Photo by Jurgen Frank

Norfolk Bids Farewell to the Emerson Quartet

By Jim Remis

After 47 years comprising thousands of concerts on multiple continents, dozens of recordings and performances of the greatest works in classical music, the Emerson String Quartet will say goodbye to its listeners on October 22, in New York City. They plan to disband this fall and will continue to perform and teach individually. Having spent 10 seasons at the Norfolk Chamber Music Festival, the quartet will perform its final concert at Norfolk on Friday, Aug. 4, at 8 p.m., with a program of Mendelssohn, Beethoven and living composer Sarah Kirkland Snider.

The Emerson Quartet, named for American poet and philosopher Ralph Waldo Emerson, was originally formed as a student group at the Juilliard School in 1976 and began touring professionally that same year. They have released more than 30 albums, won nine Grammy Awards, were awarded the prestigious Avery Fisher Prize and, in 2010, were inducted into the Classical Music Hall of Fame. Besides the decade spent at Norfolk, there has also been a major Connecticut connection over the 21 years (2001-2022) that the Emerson was the resident quartet at the University of Hartford’s Hartt School. Their accomplishments rank them as one of the world’s greatest string quartets.

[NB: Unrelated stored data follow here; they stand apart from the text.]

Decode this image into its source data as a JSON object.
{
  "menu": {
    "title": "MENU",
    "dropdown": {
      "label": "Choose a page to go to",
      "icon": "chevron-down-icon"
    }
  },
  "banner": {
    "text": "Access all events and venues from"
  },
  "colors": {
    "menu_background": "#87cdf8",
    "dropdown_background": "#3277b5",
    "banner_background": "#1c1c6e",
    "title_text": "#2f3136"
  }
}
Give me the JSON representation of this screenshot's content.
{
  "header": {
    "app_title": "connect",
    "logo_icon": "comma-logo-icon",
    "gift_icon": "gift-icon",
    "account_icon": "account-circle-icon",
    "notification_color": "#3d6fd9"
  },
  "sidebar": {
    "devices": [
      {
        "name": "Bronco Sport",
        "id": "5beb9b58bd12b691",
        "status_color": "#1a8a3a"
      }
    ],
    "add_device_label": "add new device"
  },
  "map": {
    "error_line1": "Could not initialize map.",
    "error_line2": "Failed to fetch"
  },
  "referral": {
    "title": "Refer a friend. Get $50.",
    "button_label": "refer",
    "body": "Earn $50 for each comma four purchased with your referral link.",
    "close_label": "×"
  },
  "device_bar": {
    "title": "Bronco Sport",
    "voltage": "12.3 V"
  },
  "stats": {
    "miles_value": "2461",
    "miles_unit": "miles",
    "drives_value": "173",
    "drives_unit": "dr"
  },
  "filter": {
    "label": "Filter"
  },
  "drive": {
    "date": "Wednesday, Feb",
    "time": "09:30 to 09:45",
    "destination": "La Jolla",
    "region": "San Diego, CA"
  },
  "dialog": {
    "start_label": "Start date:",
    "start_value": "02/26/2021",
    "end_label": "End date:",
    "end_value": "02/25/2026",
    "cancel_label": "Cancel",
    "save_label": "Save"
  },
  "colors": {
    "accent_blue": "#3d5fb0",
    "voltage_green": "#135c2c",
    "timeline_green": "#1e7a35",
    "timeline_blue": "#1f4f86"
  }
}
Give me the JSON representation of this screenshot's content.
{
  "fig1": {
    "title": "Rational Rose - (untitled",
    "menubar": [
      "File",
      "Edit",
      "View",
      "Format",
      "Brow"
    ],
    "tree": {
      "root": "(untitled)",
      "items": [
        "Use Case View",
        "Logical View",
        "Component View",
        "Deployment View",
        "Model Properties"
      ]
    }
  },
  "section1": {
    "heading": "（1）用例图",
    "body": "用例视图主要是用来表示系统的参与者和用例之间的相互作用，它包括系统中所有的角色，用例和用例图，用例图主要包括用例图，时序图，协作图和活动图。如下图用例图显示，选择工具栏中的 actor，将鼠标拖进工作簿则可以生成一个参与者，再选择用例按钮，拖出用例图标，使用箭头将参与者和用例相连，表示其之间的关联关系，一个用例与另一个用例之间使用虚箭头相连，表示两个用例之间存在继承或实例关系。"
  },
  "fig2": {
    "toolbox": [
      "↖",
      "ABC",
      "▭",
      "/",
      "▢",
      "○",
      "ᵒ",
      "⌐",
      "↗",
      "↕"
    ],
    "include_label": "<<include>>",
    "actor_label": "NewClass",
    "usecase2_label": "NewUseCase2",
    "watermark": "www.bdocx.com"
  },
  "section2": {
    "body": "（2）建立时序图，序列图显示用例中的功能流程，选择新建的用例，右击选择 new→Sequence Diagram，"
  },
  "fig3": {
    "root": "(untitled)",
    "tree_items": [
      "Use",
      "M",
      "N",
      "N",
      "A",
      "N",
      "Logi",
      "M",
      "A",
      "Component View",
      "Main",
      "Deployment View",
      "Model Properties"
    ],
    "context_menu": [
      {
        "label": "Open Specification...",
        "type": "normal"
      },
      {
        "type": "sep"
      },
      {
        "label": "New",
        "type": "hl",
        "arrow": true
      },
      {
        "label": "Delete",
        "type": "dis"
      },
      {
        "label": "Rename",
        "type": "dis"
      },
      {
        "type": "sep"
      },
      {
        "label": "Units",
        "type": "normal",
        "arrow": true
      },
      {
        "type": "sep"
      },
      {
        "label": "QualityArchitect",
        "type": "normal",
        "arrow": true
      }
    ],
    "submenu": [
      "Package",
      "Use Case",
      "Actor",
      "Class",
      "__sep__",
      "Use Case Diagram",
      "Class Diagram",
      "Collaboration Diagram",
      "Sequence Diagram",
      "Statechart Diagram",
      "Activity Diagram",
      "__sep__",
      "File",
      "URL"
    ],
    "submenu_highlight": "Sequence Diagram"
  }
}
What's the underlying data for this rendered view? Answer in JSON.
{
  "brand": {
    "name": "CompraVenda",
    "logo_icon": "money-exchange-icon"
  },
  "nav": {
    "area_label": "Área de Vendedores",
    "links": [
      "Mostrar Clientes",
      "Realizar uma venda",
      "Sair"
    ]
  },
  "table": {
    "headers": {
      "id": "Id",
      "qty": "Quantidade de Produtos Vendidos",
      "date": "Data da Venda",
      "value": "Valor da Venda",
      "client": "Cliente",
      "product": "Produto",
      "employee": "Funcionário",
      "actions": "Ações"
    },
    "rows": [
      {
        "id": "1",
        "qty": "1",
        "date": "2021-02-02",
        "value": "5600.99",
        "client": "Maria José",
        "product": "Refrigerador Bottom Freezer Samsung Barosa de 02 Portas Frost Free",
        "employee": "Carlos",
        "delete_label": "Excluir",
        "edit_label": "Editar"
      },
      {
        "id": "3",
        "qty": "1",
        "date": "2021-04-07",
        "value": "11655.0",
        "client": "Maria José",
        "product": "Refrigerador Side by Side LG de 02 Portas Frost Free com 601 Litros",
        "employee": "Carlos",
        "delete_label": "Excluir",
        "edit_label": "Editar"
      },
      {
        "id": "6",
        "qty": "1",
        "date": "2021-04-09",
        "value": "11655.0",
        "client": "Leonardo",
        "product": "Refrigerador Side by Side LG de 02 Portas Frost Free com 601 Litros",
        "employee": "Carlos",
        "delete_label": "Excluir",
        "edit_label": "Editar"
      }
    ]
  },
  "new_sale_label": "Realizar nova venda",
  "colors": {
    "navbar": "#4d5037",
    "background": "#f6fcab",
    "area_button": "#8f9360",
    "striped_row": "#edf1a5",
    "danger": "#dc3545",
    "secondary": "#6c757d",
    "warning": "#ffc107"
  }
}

While the Mendelssohn and Beethoven pieces on the upcoming final Norfolk program speak for themselves, it is the Snider composition that brings the quartet full circle. As the program notes indicate, the work, entitled “Drink the Wild Ayre,” is a nod to one of the most famous quotes from the quartet’s philosophical namesake: “Live in the sunshine, swim the sea, / Drink the wild air’s salubrity.” The piece is also the final commission by the quartet. The Norfolk Chamber Music Festival has provided years of exceptional memories. The final Norfolk performance of the esteemed Emerson Quartet on Aug. 4 is certain to be another of those long-remembered evenings.